Pour comprendre ce qui se joue aujourd’hui, il faut faire un bond en arrière. En juin, 2017, Amazon annonçait qu’il allait dépenser 13 milliards de dollars pour s’emparer de la chaine américaine d’épicerie bio Whole Foods, affectant toute la chaine de valeur (approvisionnement, services associés, paiement, technologie, etc.)

En remontant dans la chaine de valeur, l’objectif est notamment de générer les besoins du client sur des produits récurrents, de première nécessité.

Jeff Bezos a déjà démontré comment il envisageait le futur du magasin. Complètement automatisé, il vise à faire baisser le coût au m2, en n’ayant pas ou moins de salaires à verser.

« Avec Whole Foods, Amazon a appuyé sur le bouton nucléaire.  Il a envoyé un message très clair », estiment Jean-Christophe Marboutin et Julien Dutreuil, directeurs associés au sein du cabinet Bartle.

Un magasin Whole Foods à New York City. REUTERS/Brendan McDermid

Carrefour a déjà pu mesurer les conséquences de ce rapprochement. Son action a chuté en bourse de 2,5% le 25 août 2017 après la décision d’Amazon de baisser les prix de Whole Foods.

« En France, les gros acteurs ont développé des concepts de grandes surfaces, avec tout sous le même toit, ou en étant la locomotive d’une zone commerciale. Ce modèle commence à vieillir mais le souci de la valorisation de ces mètres carrés demeure. Prix, relation client, logistique, ils doivent tout réinventer et c’est compliqué », détaillent les deux consultants qui travaillent avec Auchan, Fnac, Deacthlon, Kiabi, Galeries Lafayette, etc.

‘Le magasin va devenir de plus en plus numérique’

Concept marketing il y a quelques années, l’omnicanal est désormais une réalité. Il s’agit pour les grands acteurs d’être capables de vendre un produit quelque soit le point de contact avec le client, qu’il soit dans un magasin, sur son site, sur un smartphone, sur une place de marché, etc, et quelque soit son parcours (produits repérés en ligne, achat en magasin ou inversement).

Pour toutes ces raisons, le changement pour les enseignes s’avère compliqué. Et les initiatives ne pas toujours couronnées de succès. A titre d’exemple, Monoprix, qui avait lancé une boutique en ligne sur Amazon en 2015, a dû la fermer depuis.

« C’est dur de suivre les GAFA. Mais les acteurs traditionnels ont des atouts et un savoir-faire: leurs politiques d’achats, leur profondeur de gamme, la gestion de leur logistique, de produits frais. Cette maîtrise n’est pas si simple à obtenir », tempèrent Jean-Christophe Marboutin et Julien Dutreuil.

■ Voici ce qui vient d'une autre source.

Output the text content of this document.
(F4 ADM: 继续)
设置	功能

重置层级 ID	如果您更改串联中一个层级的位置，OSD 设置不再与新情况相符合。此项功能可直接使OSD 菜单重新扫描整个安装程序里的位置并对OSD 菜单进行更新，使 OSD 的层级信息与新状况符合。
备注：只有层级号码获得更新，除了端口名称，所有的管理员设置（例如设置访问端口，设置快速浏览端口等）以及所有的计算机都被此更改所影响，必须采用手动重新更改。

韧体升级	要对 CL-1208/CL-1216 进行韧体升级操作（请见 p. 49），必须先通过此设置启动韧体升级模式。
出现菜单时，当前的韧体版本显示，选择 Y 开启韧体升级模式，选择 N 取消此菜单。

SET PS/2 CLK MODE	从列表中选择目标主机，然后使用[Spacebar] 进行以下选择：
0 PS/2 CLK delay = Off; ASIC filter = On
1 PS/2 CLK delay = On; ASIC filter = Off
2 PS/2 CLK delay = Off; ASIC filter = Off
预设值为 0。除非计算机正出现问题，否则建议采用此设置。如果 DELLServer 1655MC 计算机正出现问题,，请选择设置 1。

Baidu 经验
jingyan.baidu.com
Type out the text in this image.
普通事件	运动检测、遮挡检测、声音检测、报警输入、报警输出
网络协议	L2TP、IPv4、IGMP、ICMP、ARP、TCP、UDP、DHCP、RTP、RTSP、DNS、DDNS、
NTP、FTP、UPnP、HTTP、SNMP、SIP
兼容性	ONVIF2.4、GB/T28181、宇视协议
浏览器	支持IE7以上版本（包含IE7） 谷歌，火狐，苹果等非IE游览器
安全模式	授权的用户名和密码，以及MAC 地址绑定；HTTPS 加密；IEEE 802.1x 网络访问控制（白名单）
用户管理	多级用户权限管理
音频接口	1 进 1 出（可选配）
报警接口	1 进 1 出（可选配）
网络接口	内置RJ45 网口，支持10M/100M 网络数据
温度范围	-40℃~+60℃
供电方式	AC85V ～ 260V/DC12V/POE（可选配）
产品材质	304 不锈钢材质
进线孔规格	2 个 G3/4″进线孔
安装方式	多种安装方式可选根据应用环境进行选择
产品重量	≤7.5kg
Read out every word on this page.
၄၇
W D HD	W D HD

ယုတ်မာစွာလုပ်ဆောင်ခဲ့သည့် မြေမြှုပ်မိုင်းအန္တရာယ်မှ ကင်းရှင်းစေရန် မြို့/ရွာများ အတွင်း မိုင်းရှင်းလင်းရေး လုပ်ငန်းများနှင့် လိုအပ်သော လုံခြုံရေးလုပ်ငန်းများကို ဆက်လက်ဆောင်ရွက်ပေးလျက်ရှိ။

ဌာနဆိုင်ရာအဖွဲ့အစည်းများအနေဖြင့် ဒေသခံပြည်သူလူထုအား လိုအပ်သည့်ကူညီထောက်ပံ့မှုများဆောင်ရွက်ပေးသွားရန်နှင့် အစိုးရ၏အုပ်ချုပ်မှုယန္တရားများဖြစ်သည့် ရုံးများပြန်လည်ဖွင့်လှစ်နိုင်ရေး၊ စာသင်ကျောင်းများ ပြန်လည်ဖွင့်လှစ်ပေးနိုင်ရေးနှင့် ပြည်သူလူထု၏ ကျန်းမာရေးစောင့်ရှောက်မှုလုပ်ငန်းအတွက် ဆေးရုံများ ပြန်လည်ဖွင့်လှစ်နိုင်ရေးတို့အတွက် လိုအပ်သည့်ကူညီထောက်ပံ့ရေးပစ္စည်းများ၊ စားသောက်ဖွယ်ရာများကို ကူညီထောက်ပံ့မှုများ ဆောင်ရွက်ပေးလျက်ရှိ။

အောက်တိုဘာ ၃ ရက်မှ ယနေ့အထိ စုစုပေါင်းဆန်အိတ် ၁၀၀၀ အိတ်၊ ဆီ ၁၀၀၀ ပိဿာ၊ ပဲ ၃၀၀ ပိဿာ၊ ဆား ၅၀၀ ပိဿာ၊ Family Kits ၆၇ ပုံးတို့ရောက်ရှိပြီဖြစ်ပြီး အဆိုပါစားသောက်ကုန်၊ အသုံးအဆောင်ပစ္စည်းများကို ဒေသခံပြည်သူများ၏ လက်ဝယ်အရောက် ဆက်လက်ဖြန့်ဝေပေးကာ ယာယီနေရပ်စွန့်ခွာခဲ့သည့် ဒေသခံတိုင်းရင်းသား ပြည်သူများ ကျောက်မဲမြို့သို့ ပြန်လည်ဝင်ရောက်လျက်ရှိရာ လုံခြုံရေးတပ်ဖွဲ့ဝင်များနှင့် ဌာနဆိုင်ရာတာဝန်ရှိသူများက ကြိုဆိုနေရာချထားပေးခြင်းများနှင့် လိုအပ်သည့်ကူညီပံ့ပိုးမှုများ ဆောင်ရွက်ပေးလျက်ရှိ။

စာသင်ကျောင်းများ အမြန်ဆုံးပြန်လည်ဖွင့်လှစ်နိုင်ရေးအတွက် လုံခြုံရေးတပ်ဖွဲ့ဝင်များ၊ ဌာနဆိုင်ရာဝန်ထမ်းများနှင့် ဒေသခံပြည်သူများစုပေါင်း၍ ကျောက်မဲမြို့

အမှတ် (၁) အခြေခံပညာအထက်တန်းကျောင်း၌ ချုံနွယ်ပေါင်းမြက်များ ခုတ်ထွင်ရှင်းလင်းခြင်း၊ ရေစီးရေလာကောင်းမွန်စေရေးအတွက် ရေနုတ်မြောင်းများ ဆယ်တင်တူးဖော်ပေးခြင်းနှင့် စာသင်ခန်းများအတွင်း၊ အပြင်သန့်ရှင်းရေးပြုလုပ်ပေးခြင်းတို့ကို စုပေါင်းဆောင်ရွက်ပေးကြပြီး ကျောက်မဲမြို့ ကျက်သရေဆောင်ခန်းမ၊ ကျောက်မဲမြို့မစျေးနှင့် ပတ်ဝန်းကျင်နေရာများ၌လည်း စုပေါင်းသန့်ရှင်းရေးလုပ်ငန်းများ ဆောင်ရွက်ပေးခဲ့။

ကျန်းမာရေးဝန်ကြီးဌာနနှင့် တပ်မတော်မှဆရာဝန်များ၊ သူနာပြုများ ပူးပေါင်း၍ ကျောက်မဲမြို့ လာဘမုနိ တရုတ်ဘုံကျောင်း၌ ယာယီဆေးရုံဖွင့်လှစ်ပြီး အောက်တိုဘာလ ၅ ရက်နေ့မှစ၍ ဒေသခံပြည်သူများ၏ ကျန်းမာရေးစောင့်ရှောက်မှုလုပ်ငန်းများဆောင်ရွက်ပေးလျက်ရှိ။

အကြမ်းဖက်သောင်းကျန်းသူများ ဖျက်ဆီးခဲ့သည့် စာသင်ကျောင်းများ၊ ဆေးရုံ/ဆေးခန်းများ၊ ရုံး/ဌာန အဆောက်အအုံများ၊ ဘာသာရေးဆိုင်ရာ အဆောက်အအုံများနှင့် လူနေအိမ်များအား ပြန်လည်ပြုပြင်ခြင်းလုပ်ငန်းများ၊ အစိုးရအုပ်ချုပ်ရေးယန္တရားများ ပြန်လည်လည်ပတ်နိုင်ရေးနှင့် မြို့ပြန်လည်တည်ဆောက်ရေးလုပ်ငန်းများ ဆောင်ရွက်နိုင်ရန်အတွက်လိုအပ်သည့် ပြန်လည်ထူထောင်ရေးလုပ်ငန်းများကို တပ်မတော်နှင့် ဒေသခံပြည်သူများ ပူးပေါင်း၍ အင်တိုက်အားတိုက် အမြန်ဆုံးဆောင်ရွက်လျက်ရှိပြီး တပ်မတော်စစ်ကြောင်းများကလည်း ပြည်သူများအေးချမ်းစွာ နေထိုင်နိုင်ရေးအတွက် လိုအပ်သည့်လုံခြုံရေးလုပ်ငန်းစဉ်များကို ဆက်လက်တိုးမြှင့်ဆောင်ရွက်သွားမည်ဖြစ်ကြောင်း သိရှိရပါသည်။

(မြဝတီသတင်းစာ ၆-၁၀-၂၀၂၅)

La concentration du secteur semble inévitable. Le premier mouvement France s’est produit en 2016 avec le rachat de Darty par la Fnac.

Et dans cinq ans, à quoi ressemblera le paysage commercial en France?

« Ce n’est pas évident de se projeter mais le magasin n’est pas mort. Mais je pense qu’il va devenir de plus en plus numérique. Il restera des spécialistes, avec un savoir-faire très particulier », pense Olivier Mathiot, PDG de Rakuten France.